La doble reacción de Draymond: Por qué la charla de Wemby sobre el MVP hizo que Green sonriera y refunfuñara
Draymond Green vive para esto. De verdad. Cuando Victor Wembanyama, el fenómeno novato de 7 pies y 4 pulgadas, soltó la bomba de que se ve a sí mismo como un favorito para el MVP, prácticamente se podía escuchar a Green riéndose desde su estudio de podcast. Es exactamente el tipo de declaración audaz y segura de sí misma sobre la que Green construyó su carrera. ¿Recuerdan cuando Green dijo que los Warriors iban a ganar un campeonato antes de llegar a las Finales? ¿O cuando garantizó una victoria en el Juego 7 en 2016? Eso es lo que lo impulsa.
Y seamos realistas, Wemby no solo habla. El chico tiene los números para respaldar gran parte de su arrogancia, incluso si los Spurs no los tienen. Terminó su temporada de novato promediando 21.4 puntos, 10.6 rebotes, 3.9 asistencias, 3.6 tapones y 1.2 robos por partido. ¿Esos números de tapones? Absolutamente una locura. Lideró la liga en tapones, bloqueando más tiros que Rudy Gobert (2.1 BPG) o Anthony Davis (2.3 BPG). Incluso logró un ridículo juego de 5x5 contra los Lakers el 23 de febrero, con 27 puntos, 10 rebotes, 8 asistencias, 5 robos y 5 tapones, el jugador más joven en la historia de la NBA en lograrlo. Por eso a Green le encanta. Es la mentalidad de "estoy aquí y soy el mejor" que Green respeta por encima de casi todo lo demás en el baloncesto.

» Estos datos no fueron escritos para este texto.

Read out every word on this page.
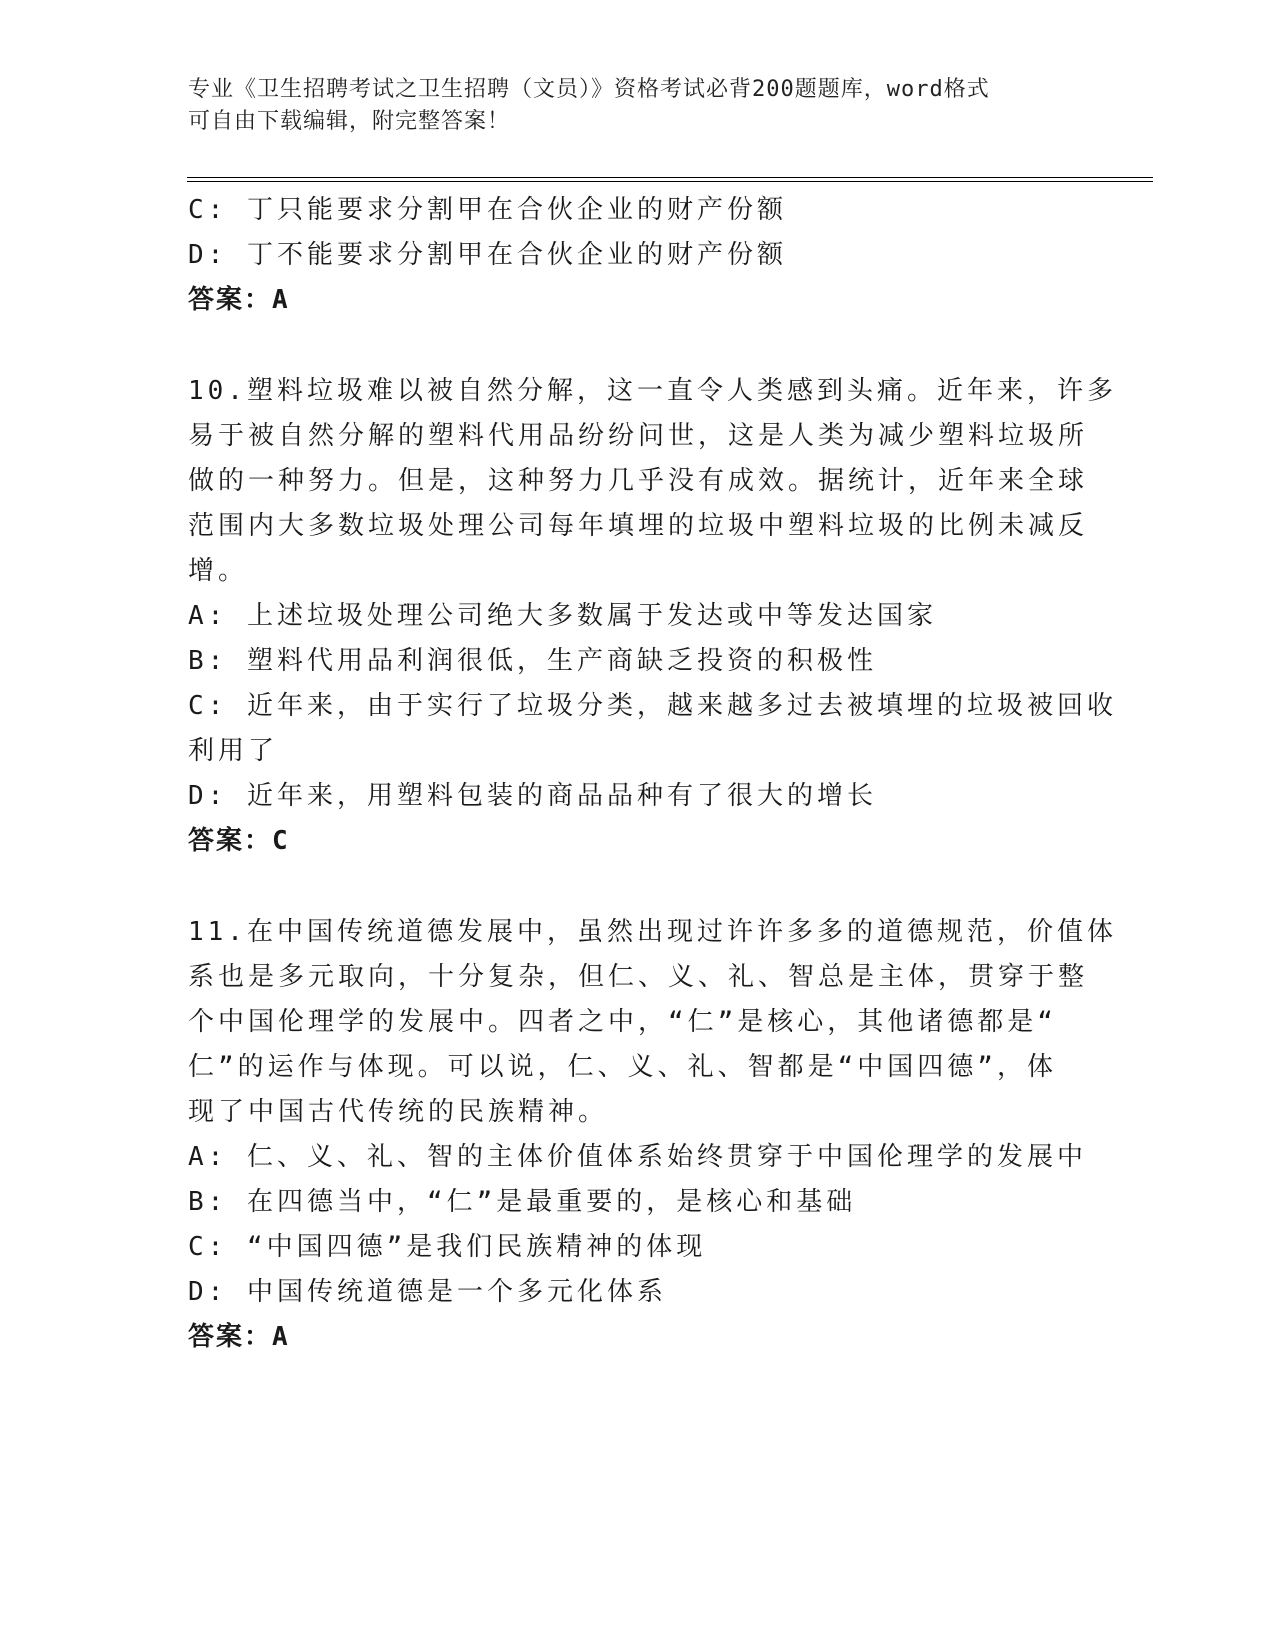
专业《卫生招聘考试之卫生招聘（文员）》资格考试必背200题题库，word格式
可自由下载编辑，附完整答案！

C: 丁只能要求分割甲在合伙企业的财产份额

D: 丁不能要求分割甲在合伙企业的财产份额

答案：A

10.塑料垃圾难以被自然分解，这一直令人类感到头痛。近年来，许多

易于被自然分解的塑料代用品纷纷问世，这是人类为减少塑料垃圾所

做的一种努力。但是，这种努力几乎没有成效。据统计，近年来全球

范围内大多数垃圾处理公司每年填埋的垃圾中塑料垃圾的比例未减反

增。

A: 上述垃圾处理公司绝大多数属于发达或中等发达国家

B: 塑料代用品利润很低，生产商缺乏投资的积极性

C: 近年来，由于实行了垃圾分类，越来越多过去被填埋的垃圾被回收

利用了

D: 近年来，用塑料包装的商品品种有了很大的增长

答案：C

11.在中国传统道德发展中，虽然出现过许许多多的道德规范，价值体

系也是多元取向，十分复杂，但仁、义、礼、智总是主体，贯穿于整

个中国伦理学的发展中。四者之中，“仁”是核心，其他诸德都是“

仁”的运作与体现。可以说，仁、义、礼、智都是“中国四德”，体

现了中国古代传统的民族精神。

A: 仁、义、礼、智的主体价值体系始终贯穿于中国伦理学的发展中

B: 在四德当中，“仁”是最重要的，是核心和基础

C: “中国四德”是我们民族精神的体现

D: 中国传统道德是一个多元化体系

答案：A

La parte del "odio": Una lección sobre el éxito del equipo
Sin embargo, aquí está la cuestión. Green también conoce el secreto sucio de los premios individuales en un deporte de equipo: hay que ganar. Y los Spurs, benditos sean, no hicieron mucho de eso en 2023-24. San Antonio terminó la temporada con un lamentable récord de 22-60, bueno para el puesto 14 en la Conferencia Oeste. Ningún MVP ha salido de un equipo con un récord tan malo. Nikola Jokic ganó su primer MVP en 2021 con los Nuggets terminando 47-25. La temporada de MVP de Joel Embiid en 2023 vio a los Sixers ir 54-28. Incluso la histórica temporada de MVP de triple-doble de Russell Westbrook en 2017 tuvo a los Thunder con 47-35.

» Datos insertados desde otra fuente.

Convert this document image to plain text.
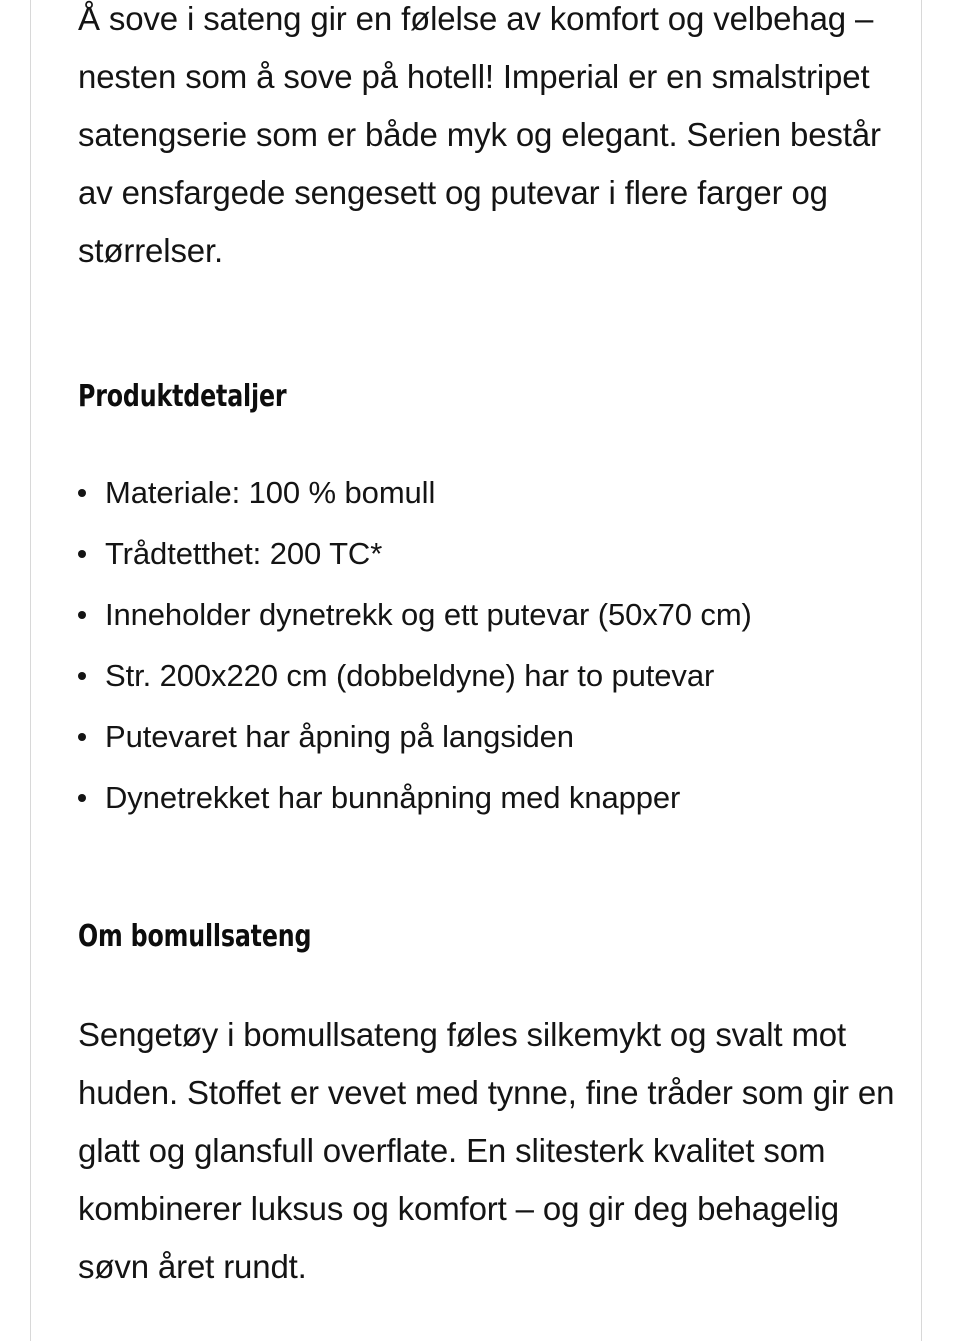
Å sove i sateng gir en følelse av komfort og velbehag – nesten som å sove på hotell! Imperial er en smalstripet satengserie som er både myk og elegant. Serien består av ensfargede sengesett og putevar i flere farger og størrelser.

Produktdetaljer
Materiale: 100 % bomull
Trådtetthet: 200 TC*
Inneholder dynetrekk og ett putevar (50x70 cm)
Str. 200x220 cm (dobbeldyne) har to putevar
Putevaret har åpning på langsiden
Dynetrekket har bunnåpning med knapper
Om bomullsateng

Sengetøy i bomullsateng føles silkemykt og svalt mot huden. Stoffet er vevet med tynne, fine tråder som gir en glatt og glansfull overflate. En slitesterk kvalitet som kombinerer luksus og komfort – og gir deg behagelig søvn året rundt.
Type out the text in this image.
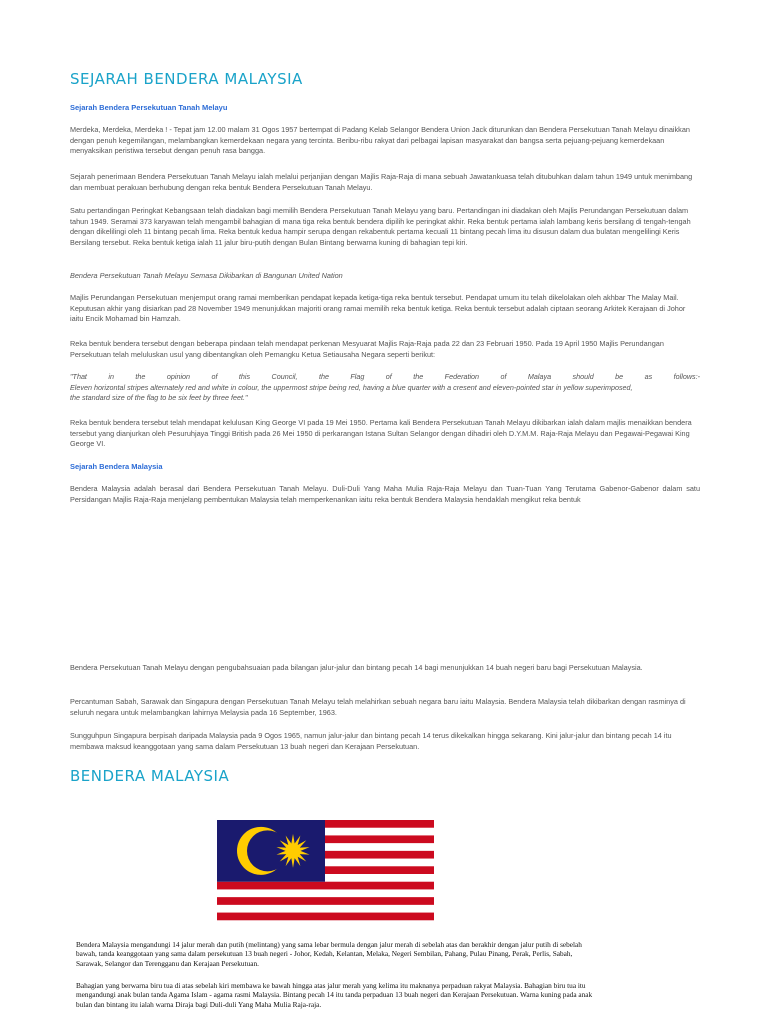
SEJARAH BENDERA MALAYSIA
Sejarah Bendera Persekutuan Tanah Melayu

Merdeka, Merdeka, Merdeka ! - Tepat jam 12.00 malam 31 Ogos 1957 bertempat di Padang Kelab Selangor Bendera Union Jack diturunkan dan Bendera Persekutuan Tanah Melayu dinaikkan dengan penuh kegemilangan, melambangkan kemerdekaan negara yang tercinta. Beribu-ribu rakyat dari pelbagai lapisan masyarakat dan bangsa serta pejuang-pejuang kemerdekaan menyaksikan peristiwa tersebut dengan penuh rasa bangga.

Sejarah penerimaan Bendera Persekutuan Tanah Melayu ialah melalui perjanjian dengan Majlis Raja-Raja di mana sebuah Jawatankuasa telah ditubuhkan dalam tahun 1949 untuk menimbang dan membuat perakuan berhubung dengan reka bentuk Bendera Persekutuan Tanah Melayu.

Satu pertandingan Peringkat Kebangsaan telah diadakan bagi memilih Bendera Persekutuan Tanah Melayu yang baru. Pertandingan ini diadakan oleh Majlis Perundangan Persekutuan dalam tahun 1949. Seramai 373 karyawan telah mengambil bahagian di mana tiga reka bentuk bendera dipilih ke peringkat akhir. Reka bentuk pertama ialah lambang keris bersilang di tengah-tengah dengan dikelilingi oleh 11 bintang pecah lima. Reka bentuk kedua hampir serupa dengan rekabentuk pertama kecuali 11 bintang pecah lima itu disusun dalam dua bulatan mengelilingi Keris Bersilang tersebut. Reka bentuk ketiga ialah 11 jalur biru-putih dengan Bulan Bintang berwarna kuning di bahagian tepi kiri.

Bendera Persekutuan Tanah Melayu Semasa Dikibarkan di Bangunan United Nation

Majlis Perundangan Persekutuan menjemput orang ramai memberikan pendapat kepada ketiga-tiga reka bentuk tersebut. Pendapat umum itu telah dikelolakan oleh akhbar The Malay Mail. Keputusan akhir yang disiarkan pad 28 November 1949 menunjukkan majoriti orang ramai memilih reka bentuk ketiga. Reka bentuk tersebut adalah ciptaan seorang Arkitek Kerajaan di Johor iaitu Encik Mohamad bin Hamzah.

Reka bentuk bendera tersebut dengan beberapa pindaan telah mendapat perkenan Mesyuarat Majlis Raja-Raja pada 22 dan 23 Februari 1950. Pada 19 April 1950 Majlis Perundangan Persekutuan telah meluluskan usul yang dibentangkan oleh Pemangku Ketua Setiausaha Negara seperti berikut:

"That in the opinion of this Council, the Flag of the Federation of Malaya should be as follows:-

Eleven horizontal stripes alternately red and white in colour, the uppermost stripe being red, having a blue quarter with a cresent and eleven-pointed star in yellow superimposed,

the standard size of the flag to be six feet by three feet."

Reka bentuk bendera tersebut telah mendapat kelulusan King George VI pada 19 Mei 1950. Pertama kali Bendera Persekutuan Tanah Melayu dikibarkan ialah dalam majlis menaikkan bendera tersebut yang dianjurkan oleh Pesuruhjaya Tinggi British pada 26 Mei 1950 di perkarangan Istana Sultan Selangor dengan dihadiri oleh D.Y.M.M. Raja-Raja Melayu dan Pegawai-Pegawai King George VI.

Sejarah Bendera Malaysia

Bendera Malaysia adalah berasal dari Bendera Persekutuan Tanah Melayu. Duli-Duli Yang Maha Mulia Raja-Raja Melayu dan Tuan-Tuan Yang Terutama Gabenor-Gabenor dalam satu Persidangan Majlis Raja-Raja menjelang pembentukan Malaysia telah memperkenankan iaitu reka bentuk Bendera Malaysia hendaklah mengikut reka bentuk

Bendera Persekutuan Tanah Melayu dengan pengubahsuaian pada bilangan jalur-jalur dan bintang pecah 14 bagi menunjukkan 14 buah negeri baru bagi Persekutuan Malaysia.

Percantuman Sabah, Sarawak dan Singapura dengan Persekutuan Tanah Melayu telah melahirkan sebuah negara baru iaitu Malaysia. Bendera Malaysia telah dikibarkan dengan rasminya di seluruh negara untuk melambangkan lahirnya Melaysia pada 16 September, 1963.

Sungguhpun Singapura berpisah daripada Malaysia pada 9 Ogos 1965, namun jalur-jalur dan bintang pecah 14 terus dikekalkan hingga sekarang. Kini jalur-jalur dan bintang pecah 14 itu membawa maksud keanggotaan yang sama dalam Persekutuan 13 buah negeri dan Kerajaan Persekutuan.

BENDERA MALAYSIA

Bendera Malaysia mengandungi 14 jalur merah dan putih (melintang) yang sama lebar bermula dengan jalur merah di sebelah atas dan berakhir dengan jalur putih di sebelah bawah, tanda keanggotaan yang sama dalam persekutuan 13 buah negeri - Johor, Kedah, Kelantan, Melaka, Negeri Sembilan, Pahang, Pulau Pinang, Perak, Perlis, Sabah, Sarawak, Selangor dan Terengganu dan Kerajaan Persekutuan.

Bahagian yang berwarna biru tua di atas sebelah kiri membawa ke bawah hingga atas jalur merah yang kelima itu maknanya perpaduan rakyat Malaysia. Bahagian biru tua itu mengandungi anak bulan tanda Agama Islam - agama rasmi Malaysia. Bintang pecah 14 itu tanda perpaduan 13 buah negeri dan Kerajaan Persekutuan. Warna kuning pada anak bulan dan bintang itu ialah warna Diraja bagi Duli-duli Yang Maha Mulia Raja-raja.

Green, el tipo que siempre prioriza al equipo, aunque a menudo lo exprese de las maneras más individualistas, comprende esta verdad fundamental. Ha sido parte de cuatro equipos campeones con los Warriors. Sabe que la brillantez individual, aunque impresionante, debe traducirse en éxito colectivo para el reconocimiento definitivo. Puedes acumular estadísticas monstruosas, pero si tu equipo pierde por 20 un martes por la noche en enero, esa conversación sobre el MVP se desvanece rápidamente. Por eso probablemente también negó con la cabeza un poco. No basta con ser grande; tienes que hacer que *tu equipo* sea grande. Wemby, a pesar de todo su talento de otro mundo, aún no ha sacado a los Spurs del sótano.

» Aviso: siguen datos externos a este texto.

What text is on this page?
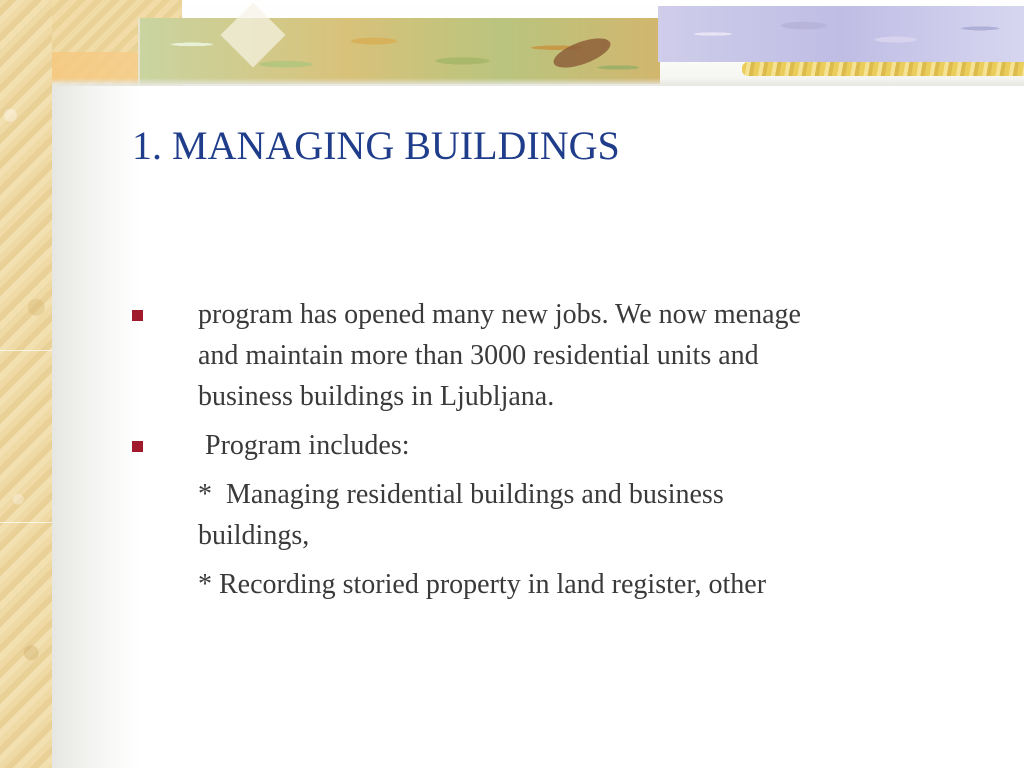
1. MANAGING BUILDINGS

program has opened many new jobs. We now menage

and maintain more than 3000 residential units and

business buildings in Ljubljana.

Program includes:

*  Managing residential buildings and business

buildings,

* Recording storied property in land register, other
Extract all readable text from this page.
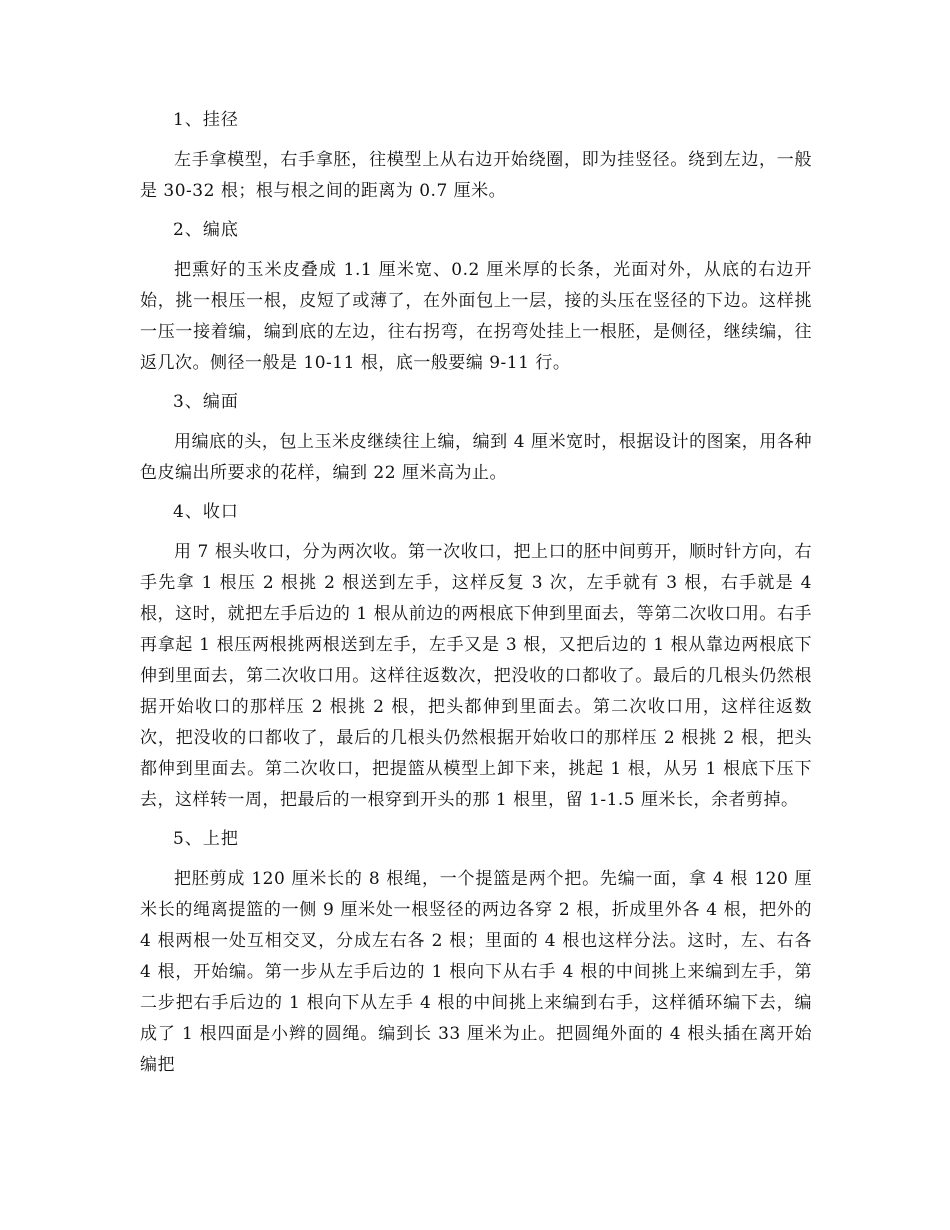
1、挂径

左手拿模型，右手拿胚，往模型上从右边开始绕圈，即为挂竖径。绕到左边，一般是 30-32 根；根与根之间的距离为 0.7 厘米。

2、编底

把熏好的玉米皮叠成 1.1 厘米宽、0.2 厘米厚的长条，光面对外，从底的右边开始，挑一根压一根，皮短了或薄了，在外面包上一层，接的头压在竖径的下边。这样挑一压一接着编，编到底的左边，往右拐弯，在拐弯处挂上一根胚，是侧径，继续编，往返几次。侧径一般是 10-11 根，底一般要编 9-11 行。

3、编面

用编底的头，包上玉米皮继续往上编，编到 4 厘米宽时，根据设计的图案，用各种色皮编出所要求的花样，编到 22 厘米高为止。

4、收口

用 7 根头收口，分为两次收。第一次收口，把上口的胚中间剪开，顺时针方向，右手先拿 1 根压 2 根挑 2 根送到左手，这样反复 3 次，左手就有 3 根，右手就是 4 根，这时，就把左手后边的 1 根从前边的两根底下伸到里面去，等第二次收口用。右手再拿起 1 根压两根挑两根送到左手，左手又是 3 根，又把后边的 1 根从靠边两根底下伸到里面去，第二次收口用。这样往返数次，把没收的口都收了。最后的几根头仍然根据开始收口的那样压 2 根挑 2 根，把头都伸到里面去。第二次收口用，这样往返数次，把没收的口都收了，最后的几根头仍然根据开始收口的那样压 2 根挑 2 根，把头都伸到里面去。第二次收口，把提篮从模型上卸下来，挑起 1 根，从另 1 根底下压下去，这样转一周，把最后的一根穿到开头的那 1 根里，留 1-1.5 厘米长，余者剪掉。

5、上把

把胚剪成 120 厘米长的 8 根绳，一个提篮是两个把。先编一面，拿 4 根 120 厘米长的绳离提篮的一侧 9 厘米处一根竖径的两边各穿 2 根，折成里外各 4 根，把外的 4 根两根一处互相交叉，分成左右各 2 根；里面的 4 根也这样分法。这时，左、右各 4 根，开始编。第一步从左手后边的 1 根向下从右手 4 根的中间挑上来编到左手，第二步把右手后边的 1 根向下从左手 4 根的中间挑上来编到右手，这样循环编下去，编成了 1 根四面是小辫的圆绳。编到长 33 厘米为止。把圆绳外面的 4 根头插在离开始编把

El estándar de Draymond: Más que solo números
Miren, la propia carrera de Green es una clase magistral sobre el impacto más allá de la hoja de estadísticas. Nunca ha liderado la liga en anotación ni se ha acercado. Su mejor temporada anotadora fue de 14.0 PPG en 2015-16. Pero es cuatro veces campeón, ocho veces seleccionado para el equipo All-Defensive y un Jugador Defensivo del Año. Se ganó esos elogios al cambiar fundamentalmente el juego para los Warriors, al ser el líder emocional, el ancla defensiva y el principal creador de juego desde el poste alto. Sabe que el MVP no se trata solo de puntos y rebotes brutos; se trata de elevar a todo tu equipo.
Los comentarios de Wemby son la clásica bravuconería de un novato, y es un soplo de aire fresco. Es lo que lo hace convincente. Pero Green, el veterano curtido que lo ha visto todo, sabe que el verdadero estatus de MVP requiere más que solo dominio individual. Exige victorias, puestos en los playoffs y un impacto tangible en la posición de tu equipo. ¿Mi predicción? Wemby ganará un MVP, tal vez incluso dos, pero no será hasta que los Spurs sean consistentemente uno de los cuatro primeros clasificados en el Oeste.